Il lui avait communiqué en quelques mois son amour des fleurs et des coléoptères et dévoilé des secrets de la vie qu’elle soupçonnait à peine.
Leur printemps avait parcouru les hautes plaines du Larzac et les châtaigneraies de l’Aveyron. Leur été avait commencé, pour elle, dans les vapeurs écœurantes d’une friterie et, pour lui, dans l’odeur âcre des encres d’imprimerie. Il fallait bien, comme les fourmis, sacrifier une part de liberté estivale pour que l’hiver étudiant soit moins de disette. Ils avaient gardé quand même une semaine de fin août pour profiter un peu. Elle avait envoyé bouler le chefaillon de son snack « saucisses frites ». Il avait quitté presque avec regret la camaraderie virile des ouvriers du Livre.

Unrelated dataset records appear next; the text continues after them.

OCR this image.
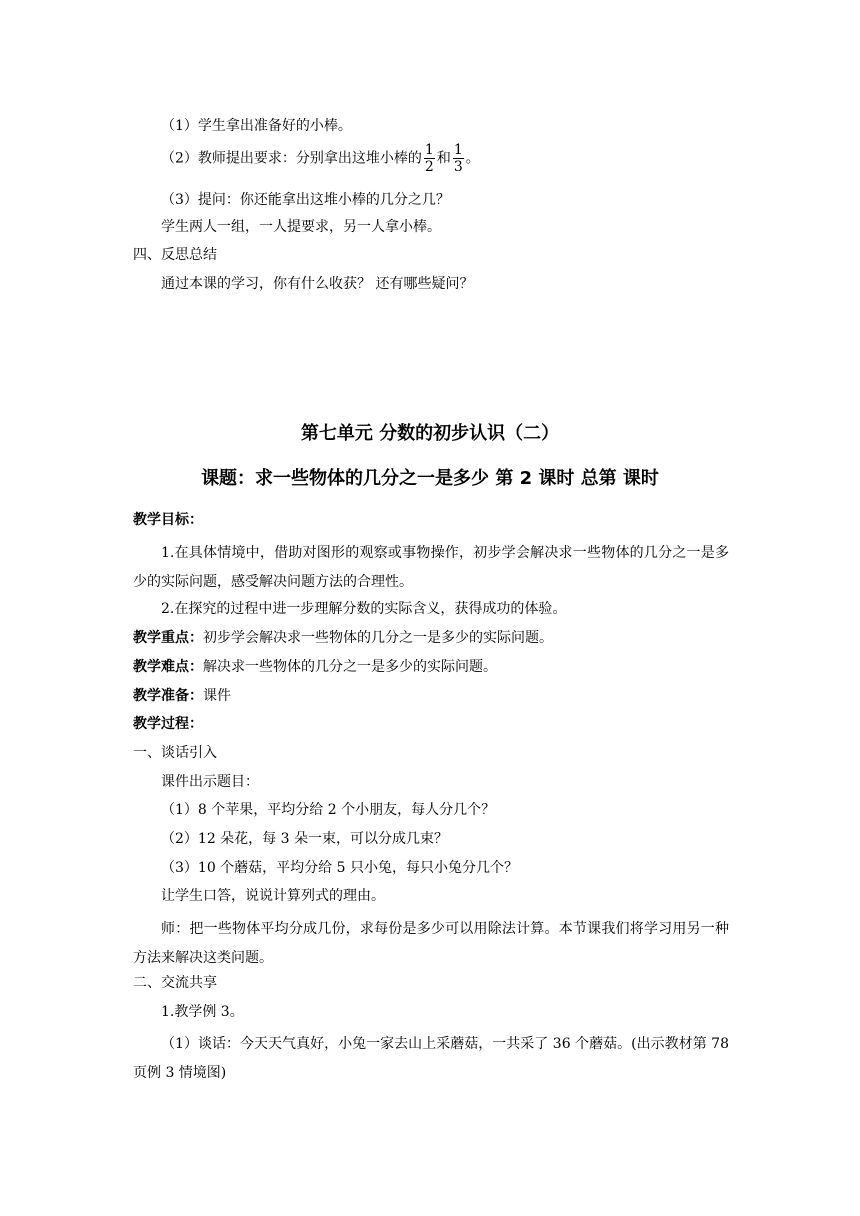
（1）学生拿出准备好的小棒。
（2）教师提出要求：分别拿出这堆小棒的 $\frac{1}{2}$ 和 $\frac{1}{3}$ 。
（3）提问：你还能拿出这堆小棒的几分之几？
学生两人一组，一人提要求，另一人拿小棒。
四、反思总结
通过本课的学习，你有什么收获？ 还有哪些疑问？
第七单元 分数的初步认识（二）
课题：求一些物体的几分之一是多少 第 2 课时 总第 课时
教学目标：
1.在具体情境中，借助对图形的观察或事物操作，初步学会解决求一些物体的几分之一是多少的实际问题，感受解决问题方法的合理性。
2.在探究的过程中进一步理解分数的实际含义，获得成功的体验。
教学重点：初步学会解决求一些物体的几分之一是多少的实际问题。
教学难点：解决求一些物体的几分之一是多少的实际问题。
教学准备：课件
教学过程：
一、谈话引入
课件出示题目：
（1）8 个苹果，平均分给 2 个小朋友，每人分几个？
（2）12 朵花，每 3 朵一束，可以分成几束？
（3）10 个蘑菇，平均分给 5 只小兔，每只小兔分几个？
让学生口答，说说计算列式的理由。
师：把一些物体平均分成几份，求每份是多少可以用除法计算。本节课我们将学习用另一种方法来解决这类问题。
二、交流共享
1.教学例 3。
（1）谈话：今天天气真好，小兔一家去山上采蘑菇，一共采了 36 个蘑菇。(出示教材第 78 页例 3 情境图)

Ils iraient traîner leurs godasses dans l’Ardèche cévenole, âpre et mystérieuse.
Ils avaient laissé leur vieille 4L à l’ombre d’un chêne, en contrebas du cimetière. Saint-André-Lachamp est un village du bout du monde, inondé de forêts. Une île dans un océan de bois.
Ils étaient remontés par Alès jusqu’à Joyeuse. Ils s’étaient souri, tout au long de l’étroite route qui les avait menés dans ce village, réduit à une bâtisse servant de mairie, un vieux cimetière, une église autour de laquelle s’agglutinaient quelques maisons de pierre. Il n’y avait pas urbanisme plus simple.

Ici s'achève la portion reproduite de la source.